A segunda mesa foi uma entrevista de Claudi Carreras a Rodrigo Gomez Rovira. O chileno começou a falar de sua história a partir de uma foto de família feita por seu pai, em que sua mãe, ele e seus irmãos (e um desconhecido que passou na hora) aparecem ao lado do então presidente Salvador Allende. A sua história de vida emocionante envolveu a todos os presentes. “Me fiz chileno sem viver no Chile, através do discurso de outros, dos adultos, nas comunidades chilenas e latinas de exilados em Paris. Criei minha identidade a partir disso. Mas quando voltei, eu sabia de tudo, era aquilo mesmo, estava em casa. Vir foi muito importante para me dar conta de que realmente era chileno”, diz. Rovira veio de barco para o Chile, em uma viagem de 45 dias que fotografou e nos mostrou em imagens. Ele foi se distanciando aos poucos da Europa e chegando à América do Sul. Conta que tinha um radinho de pilha que sintonizava uma rádio em francês, passou um tempo muda, e depois começou a sintonizar em espanhol, e que tudo isso foi muito marcante.

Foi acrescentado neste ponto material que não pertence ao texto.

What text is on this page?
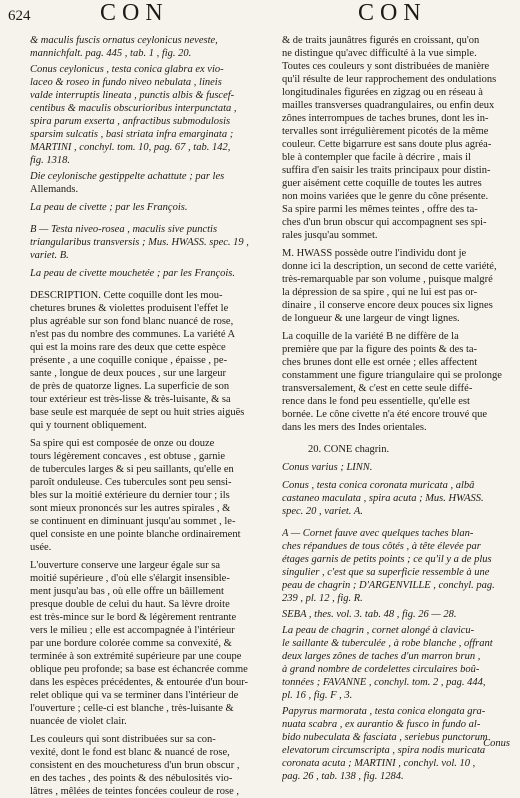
624	CON	CON
& maculis fuscis ornatus ceylonicus neveste,
mannichfalt. pag. 445 , tab. 1 , fig. 20.
Conus ceylonicus , testa conica glabra ex vio-
laceo & roseo in fundo niveo nebulata , lineis
valde interruptis lineata , punctis albis & fuscef-
centibus & maculis obscurioribus interpunctata ,
spira parum exserta , anfractibus submodulosis
sparsim sulcatis , basi striata infra emarginata ;
MARTINI , conchyl. tom. 10, pag. 67 , tab. 142,
fig. 1318.
Die ceylonische gestippelte achattute ; par les
Allemands.
La peau de civette ; par les François.
B — Testa niveo-rosea , maculis sive punctis
triangularibus transversis ; Mus. HWASS. spec. 19 ,
variet. B.
La peau de civette mouchetée ; par les François.
DESCRIPTION. Cette coquille dont les mou-
chetures brunes & violettes produisent l'effet le
plus agréable sur son fond blanc nuancé de rose,
n'est pas du nombre des communes. La variété A
qui est la moins rare des deux que cette espèce
présente , a une coquille conique , épaisse , pe-
sante , longue de deux pouces , sur une largeur
de près de quatorze lignes. La superficie de son
tour extérieur est très-lisse & très-luisante, & sa
base seule est marquée de sept ou huit stries aiguës
qui y tournent obliquement.
Sa spire qui est composée de onze ou douze
tours légèrement concaves , est obtuse , garnie
de tubercules larges & si peu saillants, qu'elle en
paroît onduleuse. Ces tubercules sont peu sensi-
bles sur la moitié extérieure du dernier tour ; ils
sont mieux prononcés sur les autres spirales , &
se continuent en diminuant jusqu'au sommet , le-
quel consiste en une pointe blanche ordinairement
usée.
L'ouverture conserve une largeur égale sur sa
moitié supérieure , d'où elle s'élargit insensible-
ment jusqu'au bas , où elle offre un bâillement
presque double de celui du haut. Sa lèvre droite
est très-mince sur le bord & légèrement rentrante
vers le milieu ; elle est accompagnée à l'intérieur
par une bordure colorée comme sa convexité, &
terminée à son extrémité supérieure par une coupe
oblique peu profonde; sa base est échancrée comme
dans les espèces précédentes, & entourée d'un bour-
relet oblique qui va se terminer dans l'intérieur de
l'ouverture ; celle-ci est blanche , très-luisante &
nuancée de violet clair.
Les couleurs qui sont distribuées sur sa con-
vexité, dont le fond est blanc & nuancé de rose,
consistent en des moucheturess d'un brun obscur ,
en des taches , des points & des nébulosités vio-
lâtres , mêlées de teintes foncées couleur de rose ,
& de traits jaunâtres figurés en croissant, qu'on
ne distingue qu'avec difficulté à la vue simple.
Toutes ces couleurs y sont distribuées de manière
qu'il résulte de leur rapprochement des ondulations
longitudinales figurées en zigzag ou en réseau à
mailles transverses quadrangulaires, ou enfin deux
zônes interrompues de taches brunes, dont les in-
tervalles sont irrégulièrement picotés de la même
couleur. Cette bigarrure est sans doute plus agréa-
ble à contempler que facile à décrire , mais il
suffira d'en saisir les traits principaux pour distin-
guer aisément cette coquille de toutes les autres
non moins variées que le genre du cône présente.
Sa spire parmi les mêmes teintes , offre des ta-
ches d'un brun obscur qui accompagnent ses spi-
rales jusqu'au sommet.
M. HWASS possède outre l'individu dont je
donne ici la description, un second de cette variété,
très-remarquable par son volume , puisque malgré
la dépression de sa spire , qui ne lui est pas or-
dinaire , il conserve encore deux pouces six lignes
de longueur & une largeur de vingt lignes.
La coquille de la variété B ne diffère de la
première que par la figure des points & des ta-
ches brunes dont elle est ornée ; elles affectent
constamment une figure triangulaire qui se prolonge
transversalement, & c'est en cette seule diffé-
rence dans le fond peu essentielle, qu'elle est
bornée. Le cône civette n'a été encore trouvé que
dans les mers des Indes orientales.
20. CONE chagrin.
Conus varius ; LINN.
Conus , testa conica coronata muricata , albâ
castaneo maculata , spira acuta ; Mus. HWASS.
spec. 20 , variet. A.
A — Cornet fauve avec quelques taches blan-
ches répandues de tous côtés , à tête élevée par
étages garnis de petits points ; ce qu'il y a de plus
singulier , c'est que sa superficie ressemble à une
peau de chagrin ; D'ARGENVILLE , conchyl. pag.
239 , pl. 12 , fig. R.
SEBA , thes. vol. 3. tab. 48 , fig. 26 — 28.
La peau de chagrin , cornet alongé à clavicu-
le saillante & tuberculée , à robe blanche , offrant
deux larges zônes de taches d'un marron brun ,
à grand nombre de cordelettes circulaires boû-
tonnées ; FAVANNE , conchyl. tom. 2 , pag. 444,
pl. 16 , fig. F , 3.
Papyrus marmorata , testa conica elongata gra-
nuata scabra , ex aurantio & fusco in fundo al-
bido nubeculata & fasciata , seriebus punctorum
elevatorum circumscripta , spira nodis muricata
coronata acuta ; MARTINI , conchyl. vol. 10 ,
pag. 26 , tab. 138 , fig. 1284.
Conus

Carreras perguntou a Rovira o que é fotografia para ele. A resposta: um cruzamento de tempos. “A imagem consegue reunir tempos distintos”. Presente, passado e segue adiante. Rodrigo mostrou também alguns retratos que fez na Bolívia, de mulheres e crianças de uma comunidade Queshua. Depois, falou sobre seu trabalho na produção do Festival Internacional de Fotografia de Valparaíso (FIFV) e da sua forte relação afetiva com a cidade. “Há um transtorno do tempo em Valparaíso”, diz, completando que é difícil fotografar cidades assim (como Parati também), pois as imagens já estão feitas por si só e pode ser uma cilada clicá-las.
Sobre o FIFV, ele conseguiu vender muito bem o peixe do festival. Fiquei incrivelmente encantada e com vontade de ir participar já no próximo. É um festival de criação fotográfica, de processos, tudo vai acontecendo ao longo da história. Há processos de construção fotográfica coletiva lindos, como uma câmera simples que viaja o mundo através das mãos de diversos fotógrafos que devem registrar sua viagem em 11 imagens e repassá-la a outro; ou como um livro composto por relatos sobre imagens e um próximo que será feito com imagens buscadas em arquivo a partir de relatos.
A próxima entrevista foi de Geórgia Quintas a Tiago Santana. Geórgia analisa o trabalho de Tiago como um documento como ação e troca social, como ponto de partida para um discurso, como uma escritura fotográfica. Santana concorda e diz que é na relação que se dá sua fotografia, que ele tenta contar histórias de maneira mais íntima e menos óbvia. “A fotografia parte do encontro”, diz o fotógrafo, arriscando concluir que, por isso, a fotografia é coletiva. Tiago conta um pouco do seu percurso e mostra imagens de seus trabalhos “Benditos”, “O chão de Graciliano”, “Brasil sem fronteiras” e “Patativa do Assaré”. Tiago apresenta sua trajetória sempre incluindo, além da produção das próprias fotos, a montagem da exposição e, principalmente, a transformação em livro. Segundo ele, seus ensaios são feitos para ser postos em livros. Sua paixão por esse formato se mostra na própria editora que mantém com sua irmã. Assim, Santana também contou um pouco sobre o processo de ser incluído na famosa e importantíssima coleção Photo Poche Societé, com o livro “Sertão”.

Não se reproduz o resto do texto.